Dilek Yeğin Tekirdağ Anadolu Otelcilik ve Turizm Lisesi öğrencisi Burak Oğraş, 2011’de 26 arkadaşıyla Antalya Rixos Lares Hotel’de staj yaparken ölü bulundu. Burak Oğraş’ın stajının bitmesine 15 gün kala 9 Eylül 2011’de kaldığı pansiyonun havuzunda ölü bulunması kayıtlara “şüpheli ölüm” olarak geçti. Ancak Ulusal Kriminal Büro’nun 73 sayfalık raporundaki “Oğraş intihar etmemiş, başkası tarafından aşağı […]

Sekiz yıldır oğlunun acısıyla adalet arıyor

Dilek Yeğin

Tekirdağ Anadolu Otelcilik ve Turizm Lisesi öğrencisi Burak Oğraş, 2011’de 26 arkadaşıyla Antalya Rixos Lares Hotel’de staj yaparken ölü bulundu. Burak Oğraş’ın stajının bitmesine 15 gün kala 9 Eylül 2011’de kaldığı pansiyonun havuzunda ölü bulunması kayıtlara “şüpheli ölüm” olarak geçti. Ancak Ulusal Kriminal Büro’nun 73 sayfalık raporundaki “Oğraş intihar etmemiş, başkası tarafından aşağı düşürülmüştür” tespitine rağmen soruşturma 2011’den bu yana bitirilmedi.

Oğlunun ölümünün aydınlatılması için sekiz yıldan bu yana mücadele eden baba Murat Oğraş, son olarak olayı sosyal medya hesabı üzerinden tekrar gündeme getirdi. Oğlunun cenazesini almak için Antalya’ya gitmesinin engellenmeye çalışıldığını ifade eden Baba Murat Oğraş, BirGün’e konuştu, “Oğlum çok iyi bir yüzücü, nasıl boğulmuş olabilir” sorusuna “Havuz boştu” yanıtını da alınca şüphelerinin arttığını söyledi. Şikâyetçi olan aile, otelin iki buçuk katlı lojmanında çocuklarını dört kişinin darp ettiğini ve cep telefonunu gasp ettiğini, sonra da aşağı attıklarını belirtti. Oğraş, bu kişilerin oğulları Burak’ı sürekli rahatsız ettiğini, parasını aldığını dile getirdi.

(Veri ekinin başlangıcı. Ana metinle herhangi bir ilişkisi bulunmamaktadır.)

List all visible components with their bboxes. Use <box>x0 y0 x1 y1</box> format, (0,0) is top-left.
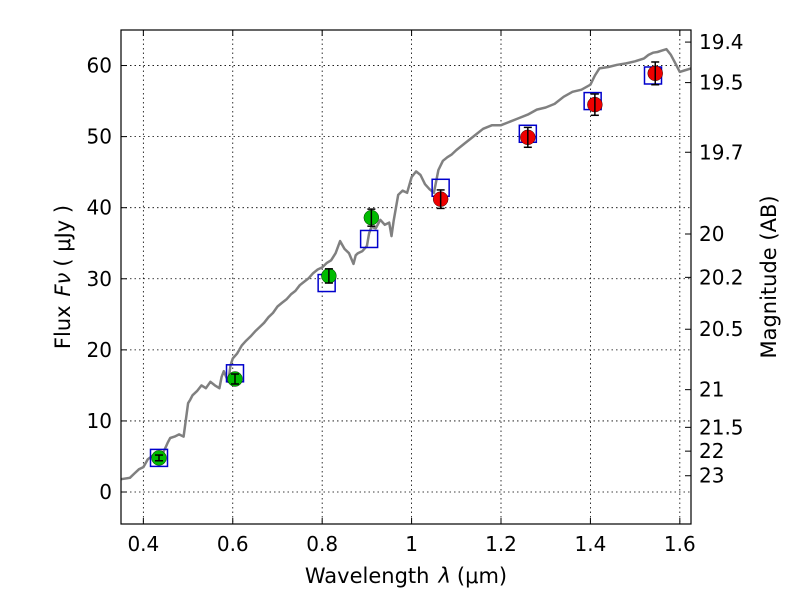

Adli Tıp raporunda ve kriminal raporda oğlunun ayaklarına vurulduğu, vücudunda morluklar “gözde ekimoz” olduğunun yazıldığına dikkat çeken Baba Oğraş, “Düşmeden kaynaklanamayacak darp var, deniliyor” diye konuştu.

Olaydan birkaç gün sonra evlerine bakanlıkta çalıştıklarını söyleyen iki kişinin geldiğini söyleyen Oğraş, “Tazmin amaçlı bir milyon vereceklerini söyleyip, otelin isminin hiçbir yerde geçirilmemesini istediler” dedi. Ertesi gün savcılığa bu kişilerin telefon numaralarını ve isimlerini de vererek başvuruda bulunduğunu ifade eden Murat Oğraş, savcının “para teklif etmek yasaya göre suç değildir” diyerek takipsizlik kararı verdiğini aktardı.

SORUŞTURMA TIKANDI

Murat Oğraş, olayın ertesi günü lojmanın karşısında oturan bir emekli öğretmenin savcı ve polisler aşağıda inceleme yaparken birinin çatıya bir cep telefonu bıraktığını, birkaç dakika sonra tekrar yukarı çıkıp telefonu beyaz bir beze sararak aldığını gördüğünü kaydetti. Baba Oğraş’ın anlattığına göre, bu kişi polislere durumu anlattı ve sadece “Sizi ararız” yanıtını aldı. Emekli öğretmen uzun süre kimse kendisini aramayınca önce karakola, ardından da savcılığa ifade verdi. Oğraş, “Rixos ismini duyan hiçbir avukat davaya yanaşmadı, akrabamız sayesinde İstanbul’dan bir avukat bulduk ancak sonuç alamıyoruz. Sekiz yılda dosyanın savcıları da üç kez değişti” dedi.

Oğraş, yıllardır başta CİMER olmak üzere olayı yazdığı hiçbir kurumdan dönüş alamadığından da yakındı. Oğraş, “Fettah Tamince yüzünden harekete geçilemiyor çünkü ona dokunulamıyor. Acımız günden güne artıyor, yargılanırlarsa aile olarak biraz rahatlayabiliriz. İçeri atılmaktan da korkmuyorum, elimde her şeyin belgeleri var” diyerek adalet arayışına devam edeceğini vurguladı.